Sex toys for men — which they can make themselves
Cucumbers, bananas, vibrating household appliances — the popular guides on DIY toys are almost always aimed at female satisfaction. This time, it’s all about the men! Here are some suggestions from our sex columnist Mimi Erhardt
DIY sex toys for men or: Welcome to the craft lesson with Mimi Erhardt.
No, just kidding. I hate tinkering. Nevertheless, today it should be about toys for him, which can be misappropriated with some handles from your own household. I got the idea for this guide when I wrote a text about homemade love toys some time ago. During the research I noticed: In the popular guides on the subject, it is almost always about female satisfaction. So about cucumbers, bananas and other phallic foods that we can shove into our vaginas, as well as vibrating household objects that — again — are supposed to stimulate a woman’s erogenous hotspots.
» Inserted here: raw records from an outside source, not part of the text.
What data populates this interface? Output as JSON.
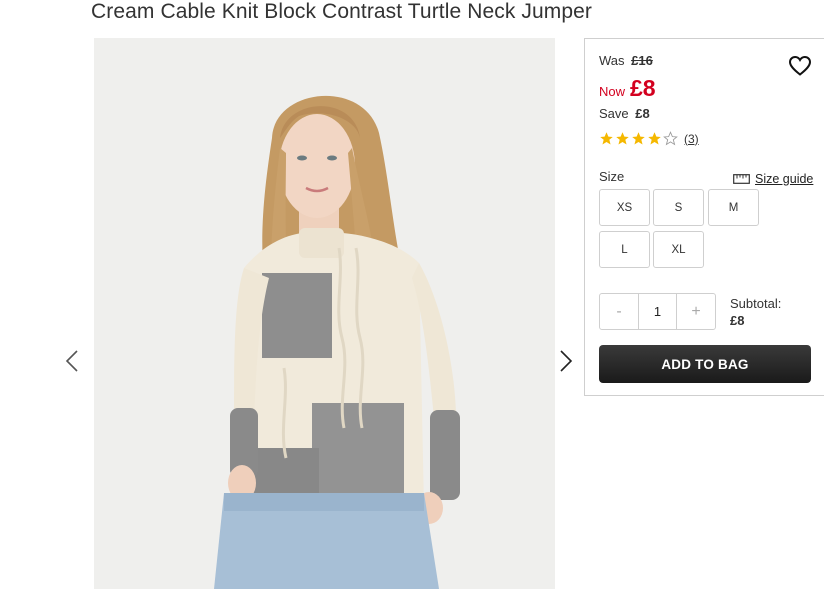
{
  "product": {
    "title": "Cream Cable Knit Block Contrast Turtle Neck Jumper"
  },
  "price": {
    "was_label": "Was",
    "was_value": "£16",
    "now_label": "Now",
    "now_value": "£8",
    "save_label": "Save",
    "save_value": "£8",
    "color_sale": "#d3001f"
  },
  "rating": {
    "stars": 4,
    "max_stars": 5,
    "count": "(3)",
    "star_color": "#f5b800"
  },
  "size": {
    "label": "Size",
    "guide_label": "Size guide",
    "options": [
      "XS",
      "S",
      "M",
      "L",
      "XL"
    ]
  },
  "quantity": {
    "minus": "-",
    "value": "1",
    "plus": "+"
  },
  "subtotal": {
    "label": "Subtotal:",
    "value": "£8"
  },
  "actions": {
    "add_to_bag": "ADD TO BAG"
  },
  "icons": {
    "wishlist": "heart-icon",
    "size_guide": "ruler-icon",
    "prev": "chevron-left-icon",
    "next": "chevron-right-icon"
  }
}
Sexy kitchen utensils for the man? Not a chance.
Now I must confess that until today I have neither introduced myself to a bunch of soup greens nor used my electric toothbrush as a rest vibrator substitute, but I thought maybe you are the type for experimental sex accessories. Therefore, here come some suggestions for the gentleman.
DIY sex toys for men
Organic Butt Plug
As much as the DIY toy guides I talked about at the beginning rave about all the items women can shove anywhere else, there’s one thing they tend to forget: Men have orifices, too. So, of course, you too can have fun with zucchini and carrots. But since you will be rectally incorporating the green stuff toy, the toy should have a plug-like shape, i.e. drop-shaped at the front and a flattened end. Only in this way, the natural anal dildo can be held by the sphincter and will not disappear inside the body in an unobserved moment. (Also interesting: Sextoys for HIM!)
So in this sense, all carvable foods are suitable, you should keep your hands off bananas.
Special Ginger Shot
While we’re on the subject: Ginger bulbs are great for DIY sex games. Because the essential oils contained in ginger irritate the mucous membranes and make them more sensitive, physical arousal is felt particularly intensely. Especially the so-called gingerols, which belong to the pungent substances, stimulate the nerve endings in the anus. This leads — pleasure pain friends take note — to burning and a heat stimulus that can last up to 30 minutes. Plus, the whole thing has a name: Figging. That somehow makes it even a little bit nastier, I think.
Whether you choose the spice plants or the medium eggplant: For hygienically safe intercourse, always wash the natural phallus thoroughly first and then put a condom on it.
Like warm apple pie!
As a teenager in the nineties, my sexuality was shaped in no small part by the first installment of the “American Pie” film series. Not just because I’ve had the hots for Stiffler’s mom ever since. Especially the scene in which Jim maltreats the warm apple pie led me briefly to tangible penis envy. For real tho. If I had a penis, no pie would be safe from me.
So that you don’t have to raid the cake display at the local confectioner’s empty every time, there are delicious alternatives such as watermelon and papaya. In the case of the former, the opening can also be designed quite freely. Be careful not to injure yourself on any sharp edges.
Please dispose of afterwards.
Put on the chain
Nothing to eat, but a story from my youth: An ex of mine liked it when I wore nothing during sex except a slightly longer silver chain. If I then crawled around in front of him, he embraced the chain with one hand and tied it around his penis. I was then allowed to tighten it to my liking. What turned him on: The cold silver on his skin and the feeling of being tied up.